We’ve been in Guatemala since Wednesday (Aug. 1st) and we’ve already seen so much. The first night we were here our couchsurfing host (Ricardo, or Rick for short) invited us to an art show. A friend of his, Maria, was showing her art–which was fantastic–along with a handful of other local artists. All of the work being presented was top-notch. The creativity, craft, and execution were very impressive. Unfortunately, the photos we took were none of those things. Sorry.
Thursday was a day filled with walking and really experiencing the streets of Guatemala City. The walking began early with a trip to buy our bus tickets for the trip we will be taking in a couple of days from Guatemala City to Quetzaltenango–the town that we will be spending three weeks in studying Spanish. Our ever helpful couchsurfing host, Rick, offered to drop us off near the bus station just as he was heading off to work. It was a very last-minute ordeal, so we had to throw our stuff together and hadn’t yet eaten breakfast. As he was driving us to the station he was giving directions on how to get back on our own; telling us street names, directions, bus numbers and advice on how to stay safe–like don’t flash your camera around.
The bus station was very easy to find after he dropped us off. Communicating with the staff at the station with our broken Spanish went surprisingly well. Did I mention that the people here have been really polite and helpful thus far. The tickets cost 57 Quetzales (about $7.27) per person, for about a 4.5 hour bus ride. Not bad.
The weather here is pretty mild, mid 70’s or so, so we decided to hoof it all the way back from the bus station to the apartment we’re staying in. This was partly because we didn’t want to cram onto the buses that were filled with morning commuters. Also, we’ve read and been warned by Rick that traveling by bus here is not recommended for tourists. The walk back let us experience the city in a little more up close and personal way. There were tons of people out and about, most likely on their way to work. We passed several areas with street vendors, none of which hassled us–as we’ve experienced in other international cities. It was nice being able to walk around and observe without being approached. Some of the city is easily walk-able, with sidewalks and people bridges, while other sections less so. In many areas there are no sidewalks or stop lights to allow pedestrians to cross. You see crosswalks but they aren’t typically recognized by drivers. It’s not uncommon to get a toot of the horn encouraging you to hurry across the street. The pace of vehicle traffic is pretty fast, so crossing the street requires your full attention and some sprinting at times. The walk back to the apartment took, in total, about an hour and a half.
Rick’s place has a doorman that controls who enters the building. The doorman that day was different from the one we’d met the day before. Because are Spanish is terrible, we weren’t able to effectively communicate with him so that he would let us in. Fortunately, we found a pay phone and contacted Rick so that he could straighten things out. Once we got into the apartment we ate lunch, then I napped while Sarah researched places to visit during the last half of the day. Then we hit the streets once again.

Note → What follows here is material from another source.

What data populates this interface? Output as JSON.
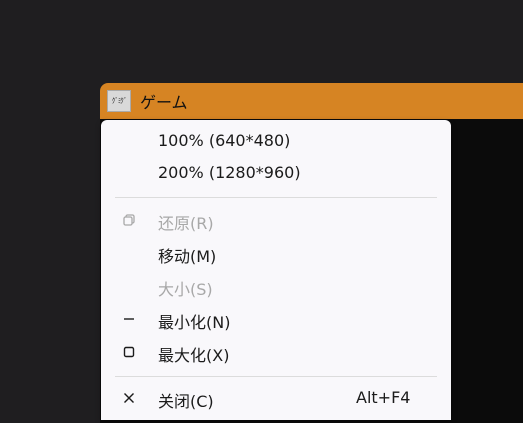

We headed to an area of the city supposedly known as the ‘Old City’. By ‘old’ I assumed several-hundred-years-ago-Spain-colonial-days old. Not the case. Most of the buildings we saw were built in the 1930’s and 40’s. Nonetheless, they were beautiful buildings. Here are some of the pictures we took of the National Palace of Culture and the Ministry of the Interior. Click on any image to view them in ‘Gallery’ mode.
After a long, yet successful, day of walking around the city, we made sure to catch the bus in time to get home before dark. The reason being that we were given warnings to be off of the streets by dark. It’s hard to know if the advice we’ve been given is founded or just people being overly cautious. Whatever the reason, we’ve decide it best to follow the advice. I mentioned early that bus travel was advised against, yet I just explained that we caught a bus home. There is one bus line in the city that’s considered safe for tourists–the green line. The construction of that particular line, and all of its stations, was completed about 5 years ago (approximately 2007). All of the stations are guarded by transit police and the line is considered safe for travel by tourists. It certainly felt that way to us. Here’s a shot of the bus. It’s pretty modern looking.
On Saturday Rick is planning to take us to Antigua. A guided tour by a local sounds pretty cool. We’re looking forward to it.